Overactive Bladder Signs and Treatment Options

Overactive Bladder Signs and Treatment Options

Overactive bladder, abbreviated OAB, is a condition causing frequent, urgent needs to urinate whether your bladder is full or not. The spasms are uncomfortable and the leaking is embarrassing. Anyone can get OAB because it has many causes.

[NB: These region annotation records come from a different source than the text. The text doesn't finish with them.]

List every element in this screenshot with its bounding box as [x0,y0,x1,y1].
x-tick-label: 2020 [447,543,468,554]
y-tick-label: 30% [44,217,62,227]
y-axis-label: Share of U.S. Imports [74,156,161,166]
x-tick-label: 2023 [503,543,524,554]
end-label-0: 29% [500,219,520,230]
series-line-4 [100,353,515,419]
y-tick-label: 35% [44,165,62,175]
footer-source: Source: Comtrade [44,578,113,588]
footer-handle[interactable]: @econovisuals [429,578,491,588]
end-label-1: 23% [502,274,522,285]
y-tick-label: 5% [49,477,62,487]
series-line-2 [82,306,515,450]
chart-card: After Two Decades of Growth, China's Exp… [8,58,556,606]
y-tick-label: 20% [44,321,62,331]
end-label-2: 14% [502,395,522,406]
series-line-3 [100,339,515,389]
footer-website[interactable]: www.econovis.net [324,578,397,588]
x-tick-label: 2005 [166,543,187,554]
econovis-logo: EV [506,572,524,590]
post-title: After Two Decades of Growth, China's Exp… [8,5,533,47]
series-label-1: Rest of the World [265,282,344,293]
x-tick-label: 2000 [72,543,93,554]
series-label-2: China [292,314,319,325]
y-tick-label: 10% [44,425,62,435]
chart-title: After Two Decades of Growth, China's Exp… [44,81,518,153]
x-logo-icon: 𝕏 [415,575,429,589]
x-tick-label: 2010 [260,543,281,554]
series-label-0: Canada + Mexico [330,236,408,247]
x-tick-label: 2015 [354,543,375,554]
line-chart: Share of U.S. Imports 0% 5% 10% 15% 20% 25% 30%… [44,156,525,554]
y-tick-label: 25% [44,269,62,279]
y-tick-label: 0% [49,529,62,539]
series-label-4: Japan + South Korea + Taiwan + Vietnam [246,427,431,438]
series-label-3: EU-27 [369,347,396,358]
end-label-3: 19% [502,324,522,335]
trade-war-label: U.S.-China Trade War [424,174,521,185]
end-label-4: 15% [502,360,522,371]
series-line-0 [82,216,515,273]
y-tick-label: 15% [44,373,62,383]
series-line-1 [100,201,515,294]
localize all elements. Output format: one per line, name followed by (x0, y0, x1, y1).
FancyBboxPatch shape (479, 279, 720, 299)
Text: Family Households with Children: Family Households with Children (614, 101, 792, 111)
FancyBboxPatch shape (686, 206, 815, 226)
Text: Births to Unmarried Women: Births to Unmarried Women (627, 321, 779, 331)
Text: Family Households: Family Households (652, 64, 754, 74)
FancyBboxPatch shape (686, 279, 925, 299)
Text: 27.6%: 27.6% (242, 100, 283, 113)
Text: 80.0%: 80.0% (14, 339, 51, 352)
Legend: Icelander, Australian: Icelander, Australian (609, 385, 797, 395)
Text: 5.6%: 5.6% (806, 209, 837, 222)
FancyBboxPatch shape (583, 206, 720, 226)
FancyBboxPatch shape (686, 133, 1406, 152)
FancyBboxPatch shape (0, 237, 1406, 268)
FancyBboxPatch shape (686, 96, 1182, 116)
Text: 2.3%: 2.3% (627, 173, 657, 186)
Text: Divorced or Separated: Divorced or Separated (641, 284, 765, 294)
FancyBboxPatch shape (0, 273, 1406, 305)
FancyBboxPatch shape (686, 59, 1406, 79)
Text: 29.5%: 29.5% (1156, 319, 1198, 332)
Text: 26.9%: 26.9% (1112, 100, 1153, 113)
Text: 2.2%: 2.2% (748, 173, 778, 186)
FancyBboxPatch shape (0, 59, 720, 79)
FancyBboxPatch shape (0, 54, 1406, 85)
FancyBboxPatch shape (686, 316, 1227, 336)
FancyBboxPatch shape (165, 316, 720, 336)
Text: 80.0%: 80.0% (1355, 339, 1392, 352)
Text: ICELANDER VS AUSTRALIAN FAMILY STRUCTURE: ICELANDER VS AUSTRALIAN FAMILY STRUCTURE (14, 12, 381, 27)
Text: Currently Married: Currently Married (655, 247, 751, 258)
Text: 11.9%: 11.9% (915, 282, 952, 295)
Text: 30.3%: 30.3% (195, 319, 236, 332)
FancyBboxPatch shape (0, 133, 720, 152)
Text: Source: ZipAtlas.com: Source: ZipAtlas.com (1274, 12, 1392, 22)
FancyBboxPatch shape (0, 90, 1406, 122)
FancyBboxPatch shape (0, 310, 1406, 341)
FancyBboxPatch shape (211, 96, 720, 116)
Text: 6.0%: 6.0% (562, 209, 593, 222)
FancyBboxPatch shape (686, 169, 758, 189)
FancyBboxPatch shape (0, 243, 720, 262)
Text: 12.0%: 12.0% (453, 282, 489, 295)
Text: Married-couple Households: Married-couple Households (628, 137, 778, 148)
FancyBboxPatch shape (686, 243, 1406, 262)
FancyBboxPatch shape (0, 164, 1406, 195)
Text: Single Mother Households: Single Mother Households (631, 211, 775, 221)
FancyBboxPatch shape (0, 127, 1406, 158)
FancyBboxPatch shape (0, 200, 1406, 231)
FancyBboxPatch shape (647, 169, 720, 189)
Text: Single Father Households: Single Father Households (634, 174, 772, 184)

Here’s how it all works: your kidneys are blood filters. With each heartbeat, drops of runoff waste are secreted down tubes into the bladder where the urine is then stored. Surrounding the bladder is muscle that contracts when the time is right. At the base of the bladder are two sphincter muscles to hold the urine in. Otherwise you’d be continuously dribbling day and night. Nerves conduct messages to signal the bladder to contract at the same time the sphincters relax. And out the urine goes! With OAB, the bladder muscles are hyper and put the system out of sync. Here are some recommendations to discuss with your healthcare provider:

1. Kegel Exercises and other exercises for OAB
You know that general muscle fitness is part of any health program. In the case of OAB, abdominal muscle strengthening helps control your body’s trunk. Dr. Kegel discovered that exercising muscles of the pelvic sling supporting the abdominal organs radically improved leakage from OAB (as well as the intensity of sexual response). The basic approach is to locate the specific muscles inside your pelvis, learn how to contract and release them correctly, and then practice daily.

2. Quit smoking
You know that smoking is bad for your health. The inhaled gases contain toxic substances that your blood absorbs. Nicotine irritates the bladder, initiating more spasms. The smoke generates coughing, forcing urine to leak.

3. Botox for OAB
Who would have thought that a popular beauty treatment is also successfully used for OAB: yes, OAB Botox treatment! Botox relaxes bladder muscles that have tightened up with overuse.

4. Shed excess weight
Studies show that there is a relationship between excess weight and OAB. Specifically it involves the inside fat that you can’t see. Abdominal fat crowds the diaphragm, stomach, intestines, and bladder. Extra weight pushes down on the lower pelvic organs, triggering a fullness response in the bladder nerves that makes the muscles spasm.

5. Medications that relax the bladder
There are several drugs available that relax bladder muscle spasms. All drugs, whether natural or manufactured, have side effects as well as potential interactions with other pharmaceuticals. Some generics used for overactive bladder, accompanied by a commonly known brand name, include oxybutynin (Ditropan), tolterodine (Detrol), darifenacin (Enablex), and solifenacin (Vesicare). These come in oral tablets, although oxybutynin can also be ordered in the form of cream or a skin patch. Myrabegron (Myrbetriq) is another medication that acts in a different way in the body, as does estrogen.